On Wed, May 6, 2020 at 4:37 AM Peter Zijlstra <[email protected]> wrote:
>
> On Tue, May 05, 2020 at 08:37:40PM -0700, Stephane Eranian wrote:
> > Hi,
> >
> > I have received reports from users who have noticed a change of
> > behaviour caused by
> > commit:
> >
> > 6cbc304f2f360 ("perf/x86/intel: Fix unwind errors from PEBS entries (mk-II)")
> >
> > When using PEBS sampling on Intel processors.
> >
> > Doing simple profiling with:
> > $ perf record -g -e cycles:pp ...
> >
> > Before:
> >
> > 1 1595951041120856 0x7f77f8 [0xe8]: PERF_RECORD_SAMPLE(IP, 0x4002):
> > 795385/690513: 0x558aa66a9607 period: 10000019 addr: 0
> > ... FP chain: nr:22
> > ..... 0: fffffffffffffe00
> > ..... 1: 0000558aa66a9607
> > ..... 2: 0000558aa66a8751
> > ..... 3: 0000558a984a3d4f
> >
> > Entry 1: matches sampled IP 0x558aa66a9607.
> >
> > After:
> >
> > 3 487420973381085 0x2f797c0 [0x90]: PERF_RECORD_SAMPLE(IP, 0x4002):
> > 349591/146458: 0x559dcd2ef889 period: 10000019 addr: 0
> > ... FP chain: nr:11
> > ..... 0: fffffffffffffe00
> > ..... 1: 0000559dcd2ef88b
> > ..... 2: 0000559dcd19787d
> > ..... 3: 0000559dcd1cf1be
> >
> > entry 1 does not match sampled IP anymore.
> >
> > Before the patch the kernel was stashing the sampled IP from PEBS into
> > the callchain. After the patch it is stashing the interrupted IP, thus
> > with the skid.
> >
> > I am trying to understand whether this is an intentional change or not
> > for the IP.
> >
> > It seems that stashing the interrupted IP would be more consistent across all
> > sampling modes, i.e., with and without PEBS. Entry 1: would always be
> > the interrupted IP.
> > The changelog talks about ORC unwinder being more happy this the
> > interrupted machine
> > state, but not about the ABI expectation here.
> > Could you clarify?
>
> Intentional; fundamentally, we cannot unwind a stack that no longer
> exists.
>
Ok, thanks for clarifying this.

> The PEBS record comes in after the fact, the stack at the time of record
> is irretrievably gone. The only (and best) thing we can do is provide
> the unwind at the interrupt.
>
The PEBS record is always at an IP BEFORE or EQUAL to the interrupted IP.
The stack at PEBS may be gone in case the PEBS sample was captured at the
epilogue of the function where sp/rbp are modified.

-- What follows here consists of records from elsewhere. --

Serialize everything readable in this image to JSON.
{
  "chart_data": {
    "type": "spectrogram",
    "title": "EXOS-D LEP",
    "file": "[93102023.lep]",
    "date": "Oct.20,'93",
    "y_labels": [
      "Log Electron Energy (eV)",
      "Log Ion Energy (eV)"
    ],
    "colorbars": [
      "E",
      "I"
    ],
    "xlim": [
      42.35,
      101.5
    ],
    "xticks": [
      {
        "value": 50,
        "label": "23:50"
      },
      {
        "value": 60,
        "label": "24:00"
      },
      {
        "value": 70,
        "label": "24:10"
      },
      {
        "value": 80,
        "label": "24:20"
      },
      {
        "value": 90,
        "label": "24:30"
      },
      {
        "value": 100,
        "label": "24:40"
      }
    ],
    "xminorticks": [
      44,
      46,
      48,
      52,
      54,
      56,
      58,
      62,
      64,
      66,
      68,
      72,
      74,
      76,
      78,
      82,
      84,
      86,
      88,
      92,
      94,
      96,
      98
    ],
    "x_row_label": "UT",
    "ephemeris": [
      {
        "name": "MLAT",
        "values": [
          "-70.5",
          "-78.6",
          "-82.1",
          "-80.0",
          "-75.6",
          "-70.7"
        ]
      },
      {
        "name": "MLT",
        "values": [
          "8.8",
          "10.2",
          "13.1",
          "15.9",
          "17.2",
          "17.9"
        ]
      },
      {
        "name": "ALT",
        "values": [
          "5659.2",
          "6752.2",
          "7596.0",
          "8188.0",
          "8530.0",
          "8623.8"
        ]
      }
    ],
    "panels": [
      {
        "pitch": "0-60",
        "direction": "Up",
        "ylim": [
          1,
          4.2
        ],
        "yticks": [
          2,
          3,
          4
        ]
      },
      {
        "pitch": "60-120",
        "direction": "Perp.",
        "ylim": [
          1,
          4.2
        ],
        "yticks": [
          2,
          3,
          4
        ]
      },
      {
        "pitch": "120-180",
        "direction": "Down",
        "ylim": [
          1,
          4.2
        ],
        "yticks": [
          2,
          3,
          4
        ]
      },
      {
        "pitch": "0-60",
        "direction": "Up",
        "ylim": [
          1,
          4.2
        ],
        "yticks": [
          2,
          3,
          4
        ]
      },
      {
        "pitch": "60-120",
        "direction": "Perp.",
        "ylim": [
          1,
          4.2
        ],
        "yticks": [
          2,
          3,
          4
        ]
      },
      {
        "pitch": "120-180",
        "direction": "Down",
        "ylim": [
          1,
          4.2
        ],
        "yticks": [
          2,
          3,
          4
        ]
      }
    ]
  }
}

> Adding a previous IP on top of a later unwind gives a completely
> insane/broken call-stacks.

I agree that using the interrupted IP is the most reliable thing to do.

You can get the callstack at the PEBS sample with LBR callstack on Icelake
because PEBS can record LBR. I am hoping this works with the existing code.